We Carry a Torch
Written on a bridge in Florence, watching the Arno pass below — a meditation on what we carry forward and what we leave behind.
There are places that make you think about time differently. Not its passage — that’s everywhere — but its weight. The accumulation. The way certain stones have stood through more than you ever will. This came from a bridge in Florence, looking down at the Arno, the Ponte Vecchio still standing where it has been for almost seven hundred years.

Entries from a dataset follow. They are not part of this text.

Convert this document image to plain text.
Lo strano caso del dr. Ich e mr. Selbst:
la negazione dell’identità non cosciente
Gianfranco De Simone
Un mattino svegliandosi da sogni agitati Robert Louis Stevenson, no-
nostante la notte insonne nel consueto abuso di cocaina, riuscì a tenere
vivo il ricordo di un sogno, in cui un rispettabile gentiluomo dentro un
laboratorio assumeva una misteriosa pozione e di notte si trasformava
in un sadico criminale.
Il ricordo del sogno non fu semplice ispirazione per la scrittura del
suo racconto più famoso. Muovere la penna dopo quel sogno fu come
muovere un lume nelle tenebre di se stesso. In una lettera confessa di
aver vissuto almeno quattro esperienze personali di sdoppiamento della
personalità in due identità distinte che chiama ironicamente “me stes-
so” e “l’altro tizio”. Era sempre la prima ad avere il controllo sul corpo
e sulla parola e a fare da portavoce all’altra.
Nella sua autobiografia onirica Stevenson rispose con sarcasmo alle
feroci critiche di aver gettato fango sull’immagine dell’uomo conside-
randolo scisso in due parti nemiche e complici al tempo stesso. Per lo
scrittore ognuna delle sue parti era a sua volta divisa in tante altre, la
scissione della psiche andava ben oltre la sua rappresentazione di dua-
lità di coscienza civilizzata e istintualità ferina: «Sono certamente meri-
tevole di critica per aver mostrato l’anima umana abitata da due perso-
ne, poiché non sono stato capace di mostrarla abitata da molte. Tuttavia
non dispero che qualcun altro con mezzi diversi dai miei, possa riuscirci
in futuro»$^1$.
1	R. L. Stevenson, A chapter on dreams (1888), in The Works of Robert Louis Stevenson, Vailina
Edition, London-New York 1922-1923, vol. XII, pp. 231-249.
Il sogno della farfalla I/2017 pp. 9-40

The poem isn’t really about Florence. It’s about what any old place can ask of you, if you let it: which of the truths you’ve gathered are worth carrying forward, and which were always going to fall away.
In here are ancient lands
Filled with master plans
Sights of endless streams
And mountains aplenty
Better than cobwebs
And the dread of decay
The sea will always be there
To wash away a sense of stay
Indeed we carry a torch
That will shine eternally
So long as we march on
And continue to see
I wonder the precious truths
Compiled in the annals of time
Which ones I’ve learned
And the ones I’ll leave behind
The truth I keep returning to from that bridge: the river moves, but the stones stay. The dread of decay is real — for buildings, for people, for the things we make — but somehow some things hold. Not forever. Just long enough to be useful to someone who needed them.
What we carry forward is rarely the whole truth. It’s the version of it that helps the next person stand. Maybe that’s enough. Maybe that’s the only reason any of it was worth lighting in the first place.